Another clue that the wise men were not present at the time of Jesus birth is given in Luke. Luke 2:22-24 (NIV) 22 When the time came for the purification rites required by the Law of Moses, Joseph and Mary took him to Jerusalem to present him to the Lord 23 (as it is written in the Law of the Lord, “Every firstborn male is to be consecrated to the Lord”), 24 and to offer a sacrifice in keeping with what is said in the Law of the Lord: “a pair of doves or two young pigeons.”
The “law” made an allowance for a person too poor to afford a sheep to instead use a pair of doves or two young pigeons (Leviticus 12). The fact that the Magi traveled a great distance suggests this was not a gift of small quantities. Yet Mary and Joseph, known for their commitment to the law, could not afford a lamb when Jesus was eight days old suggesting they had not yet been visited by the Magi. From what is known of Jesus later years, he did not have wealth. So what happened to the gifts?
The Bible does not tell us how the gifts were used. It doesn’t matter what happened to them, but it is interesting to contemplate scripture. That being understood, I will suggest a possible explanation only as a ponderable idea. In Matthew 2 we read about Mary and Josephs escape to Egypt. What we know from history of the time period was the incredibly cruel reign of King Herod the Great. Traveling out of the country would have been dangerous, difficult, and required paying forced bribes. That would be in addition to the expenses of daily living. It is plausible the gifts were used up in the earliest years of Jesus life.

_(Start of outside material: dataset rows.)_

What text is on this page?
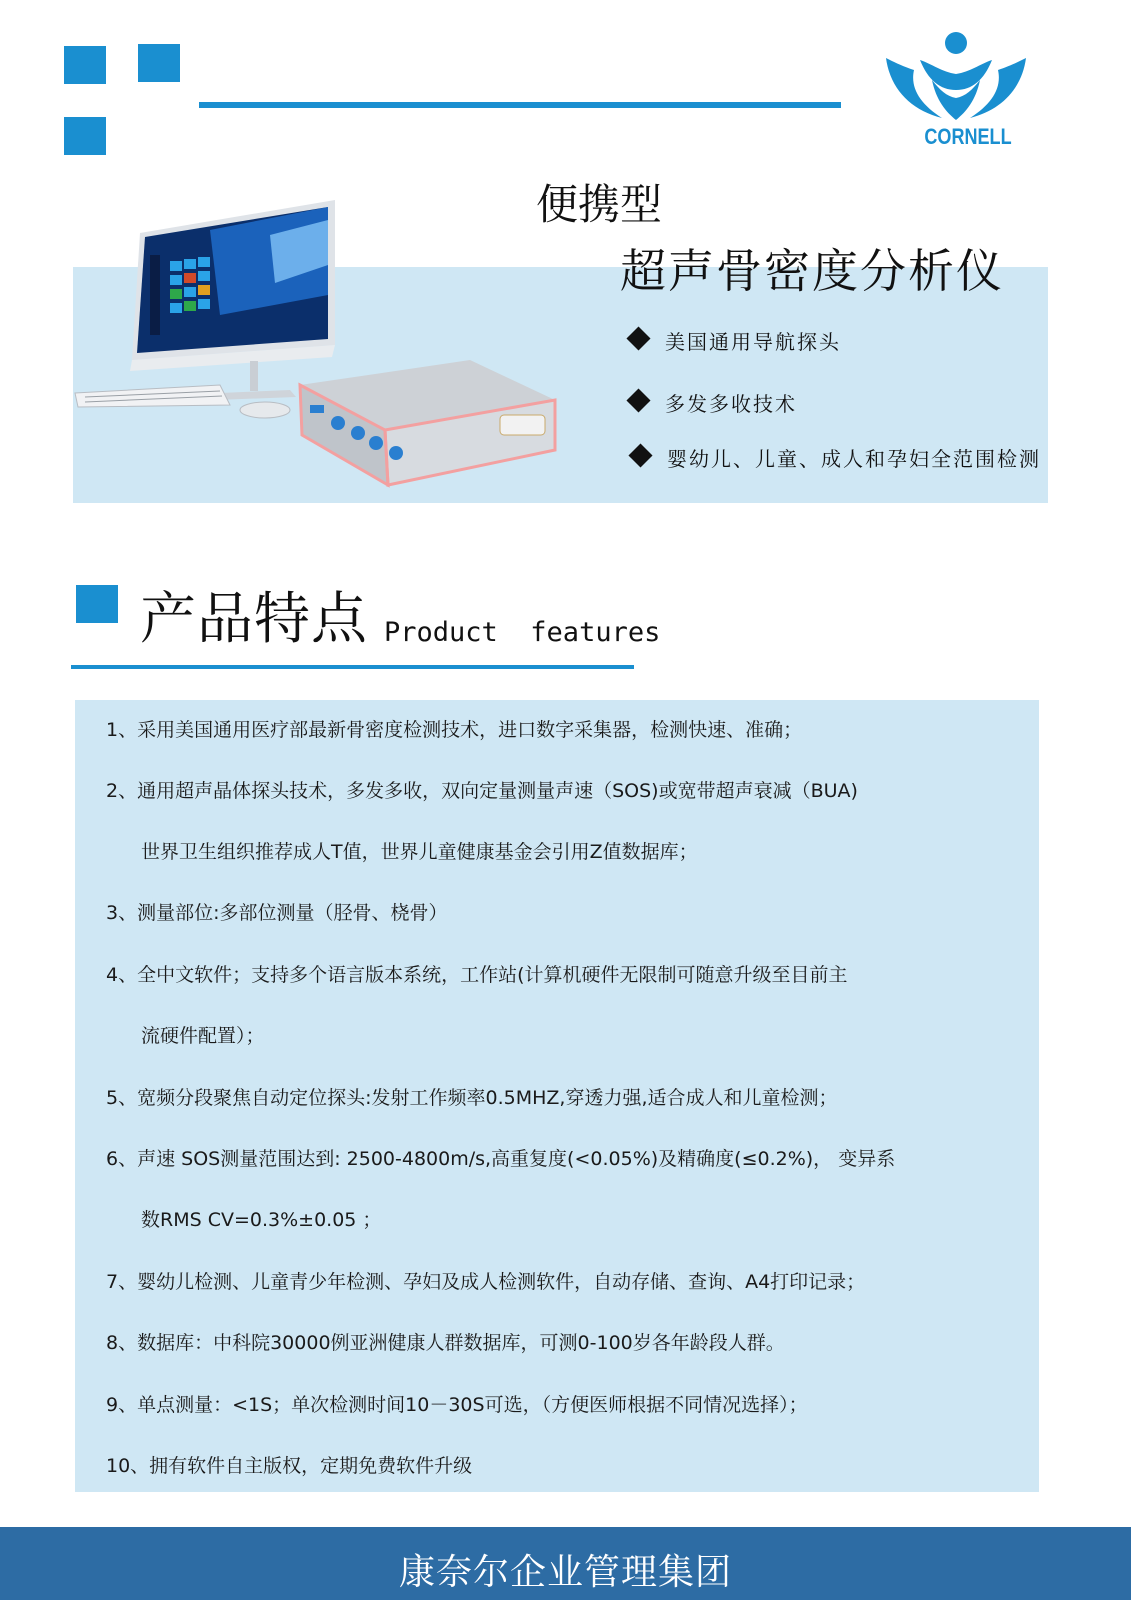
CORNELL
便携型
超声骨密度分析仪
美国通用导航探头
多发多收技术
婴幼儿、儿童、成人和孕妇全范围检测
产品特点 Product  features
1、采用美国通用医疗部最新骨密度检测技术，进口数字采集器，检测快速、准确；
2、通用超声晶体探头技术，多发多收，双向定量测量声速（SOS)或宽带超声衰减（BUA)
世界卫生组织推荐成人T值，世界儿童健康基金会引用Z值数据库；
3、测量部位:多部位测量（胫骨、桡骨）
4、全中文软件；支持多个语言版本系统，工作站(计算机硬件无限制可随意升级至目前主
流硬件配置）；
5、宽频分段聚焦自动定位探头:发射工作频率0.5MHZ,穿透力强,适合成人和儿童检测；
6、声速 SOS测量范围达到: 2500-4800m/s,高重复度(<0.05%)及精确度(≤0.2%)， 变异系
数RMS CV=0.3%±0.05 ；
7、婴幼儿检测、儿童青少年检测、孕妇及成人检测软件，自动存储、查询、A4打印记录；
8、数据库：中科院30000例亚洲健康人群数据库，可测0-100岁各年龄段人群。
9、单点测量：<1S；单次检测时间10－30S可选，（方便医师根据不同情况选择）；
10、拥有软件自主版权，定期免费软件升级
康奈尔企业管理集团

The real gift given at Jesus birth was Jesus Christ. John 3:16 For God so loved the world that He gave His only begotten Son, that whoever believes in Him should not perish but have everlasting life. Jesus was given to the world as a gift. In his human form Jesus gave himself fully for us. In turn He gave us the free gift of eternity. Through Christ we can have peace, joy, love, and fellowship with God. Now that is what Christmas is really about. Oh the joy and wonder of Christmas! I hope yours is filled with blessings.